Search code examples
datedynamicpathdate-rangedatabricks

dynamic path for fetching files from start and end date


I want to make a only one path variable to fetch all the data from different directories depending upon entered start and end dates.

startDate = 2011/05/01
endDate = 2011/05/04

/myfolder/2011/05/01/*.csv
/myfolder/2011/05/02/*.csv
/myfolder/2011/05/03/*.csv
/myfolder/2011/05/04/*.csv

I can do this by extracting separately from 4 different paths. But i want 1 dynamic path.


Solution

  • You can accomplish this using joda-time.

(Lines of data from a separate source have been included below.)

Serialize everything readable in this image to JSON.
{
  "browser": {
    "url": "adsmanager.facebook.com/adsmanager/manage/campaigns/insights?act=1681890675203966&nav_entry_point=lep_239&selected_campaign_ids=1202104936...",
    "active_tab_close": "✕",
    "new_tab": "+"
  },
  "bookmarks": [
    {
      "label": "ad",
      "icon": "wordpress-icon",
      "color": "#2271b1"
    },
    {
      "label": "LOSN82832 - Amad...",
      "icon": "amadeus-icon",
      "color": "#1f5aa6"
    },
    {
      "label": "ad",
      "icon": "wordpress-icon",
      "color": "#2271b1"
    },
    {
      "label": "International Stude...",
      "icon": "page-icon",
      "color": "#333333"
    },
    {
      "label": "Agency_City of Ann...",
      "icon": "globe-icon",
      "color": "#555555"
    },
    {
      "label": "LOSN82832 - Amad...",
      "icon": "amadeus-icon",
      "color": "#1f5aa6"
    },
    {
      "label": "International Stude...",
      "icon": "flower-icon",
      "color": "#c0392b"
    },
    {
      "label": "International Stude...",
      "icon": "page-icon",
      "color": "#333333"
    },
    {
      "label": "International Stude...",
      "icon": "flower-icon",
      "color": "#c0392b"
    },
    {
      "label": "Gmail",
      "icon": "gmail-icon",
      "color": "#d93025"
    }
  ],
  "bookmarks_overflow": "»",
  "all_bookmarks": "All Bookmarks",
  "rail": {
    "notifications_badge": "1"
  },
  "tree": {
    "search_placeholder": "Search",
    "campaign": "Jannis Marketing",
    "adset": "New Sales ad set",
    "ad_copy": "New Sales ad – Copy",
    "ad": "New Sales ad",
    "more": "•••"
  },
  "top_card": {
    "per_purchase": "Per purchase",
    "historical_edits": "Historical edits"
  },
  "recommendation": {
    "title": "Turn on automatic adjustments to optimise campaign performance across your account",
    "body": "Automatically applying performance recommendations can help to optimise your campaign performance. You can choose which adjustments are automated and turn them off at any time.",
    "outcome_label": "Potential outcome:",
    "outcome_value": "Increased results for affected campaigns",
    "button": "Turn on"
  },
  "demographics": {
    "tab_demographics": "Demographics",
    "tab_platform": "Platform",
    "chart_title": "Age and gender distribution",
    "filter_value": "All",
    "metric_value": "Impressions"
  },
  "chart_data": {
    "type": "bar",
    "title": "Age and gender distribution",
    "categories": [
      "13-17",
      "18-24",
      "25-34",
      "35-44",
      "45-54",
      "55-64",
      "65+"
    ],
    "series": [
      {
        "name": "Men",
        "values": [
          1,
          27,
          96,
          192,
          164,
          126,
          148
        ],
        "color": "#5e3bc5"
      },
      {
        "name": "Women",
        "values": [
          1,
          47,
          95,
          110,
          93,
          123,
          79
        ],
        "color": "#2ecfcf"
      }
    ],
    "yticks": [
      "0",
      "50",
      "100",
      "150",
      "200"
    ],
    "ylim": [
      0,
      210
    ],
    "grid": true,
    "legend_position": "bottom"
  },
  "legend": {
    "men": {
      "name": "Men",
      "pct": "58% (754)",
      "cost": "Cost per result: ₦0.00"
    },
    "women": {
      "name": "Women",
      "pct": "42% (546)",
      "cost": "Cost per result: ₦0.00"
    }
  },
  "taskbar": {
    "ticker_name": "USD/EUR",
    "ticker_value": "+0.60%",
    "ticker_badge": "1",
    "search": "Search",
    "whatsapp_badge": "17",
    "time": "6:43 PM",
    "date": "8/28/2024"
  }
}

    import org.joda.time.Days
    import org.joda.time.format.DateTimeFormat
    
    def dynamicPath(start: String, end: String): Array[String] = {
      val format = DateTimeFormat.forPattern("yyyy/MM/dd")
      val startDate = format.parseDateTime(start)
      val endDate = format.parseDateTime(end)
    
      val numberOfDays = Days.daysBetween(startDate, endDate).getDays()
    
      val dateRange = (for (d <- 0 to numberOfDays) yield s"/myfolder/${startDate.plusDays(d).toString("yyyy/MM/dd")}/*.csv").toArray
    
      dateRange
    }
    

    And you would call it using:

    val folderPaths = dynamicPath("2011/05/01", "2012/06/04")